Following graduation, Dr. Sheldon practiced large animal medicine in Hinton, Iowa, before joining the Army Veterinary Corps. During his military service, he worked in the pathology division of the Walter Reed Army Institute of Research and attained the rank of captain. Dr. Sheldon later served as a partner at Plaza Veterinary Hospital, a mixed animal practice in Sioux City, Iowa; worked for Abbott Laboratories in Chicago; and served as a professor in the Department of Animal Pathology at the University of Arizona. From 1972-1973, he was a professor of veterinary pathology at the University of Missouri-Columbia College of Veterinary Medicine. Subsequent to establishing JJ Sheldon & Associates, he consulted and did product evaluation for several chemical and pharmaceutical companies and owned cattle and feeding facilities.
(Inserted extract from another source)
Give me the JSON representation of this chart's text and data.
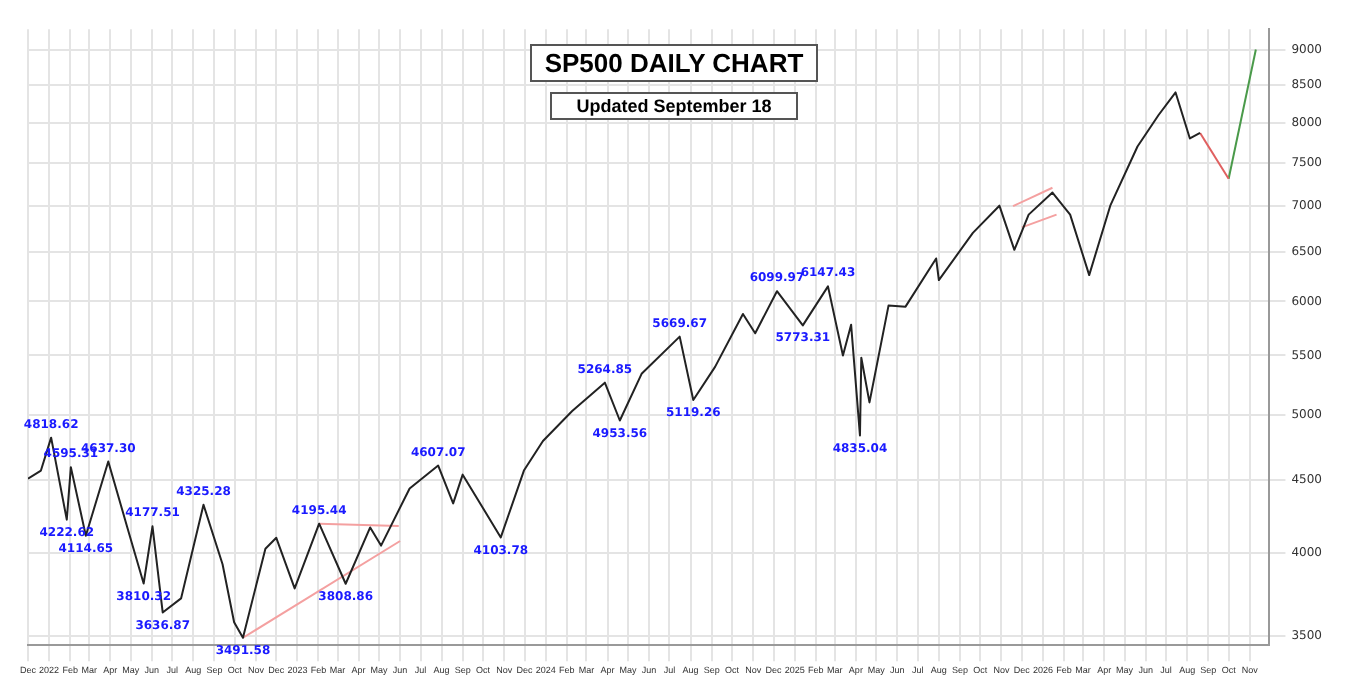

His wife, Carolyn; a daughter; and four grandchildren survive him. Memorials may be made to the San Diego Zoo, Dr. James J. Sheldon Memorial Fund, San Diego Zoo, P.O. Box 120551, San Diego, CA 92112
Sophia A. Yin
Dr. Yin (California-Davis ’93), 48, Davis, California, died Sept. 29, 2014. A well-known animal behaviorist, she most recently consulted at VCA San Francisco Veterinary Specialists, made behavior-related house calls, wrote for several magazines, and provided her services to the Santa Barbara Zoo. Dr. Yin also lectured and taught workshops internationally and served as a behavior expert for shows such as “Dogs 101” on Animal Planet.
Following graduation, Dr. Yin went into private practice, returning to UC-Davis to study animal behavior. During that time, she also served as pet columnist for the San Francisco Chronicle. On earning her master’s degree in animal science in 2001, Dr. Yin worked five years as a lecturer in the UC-Davis Animal Science Department.
She was a past president of the American Veterinary Society of Animal Behavior and chaired its Committee on Communication. Dr. Yin also served on the American Association of Feline Practitioners’ Handling Guidelines Committee and the American Humane Association’s Animal Behavior and Training Advisory Committee. She authored “The Small Animal Veterinary Nerdbook,” “Perfect Puppy in 7 Days,” “How to Behave So Your Dog Behaves,” and “Low Stress Handling, Restraint, and Behavior Modification of Dogs & Cats.” Dr. Yin developed what is now known as the Treat & Train positive reinforcement dog training system. She served as founding writer and adviser for the Pet Health Network and received several journalism awards from the Dog Writers Association of America. She eventually formed her own company, Cattle Dog Publishing, to handle the educational materials she created.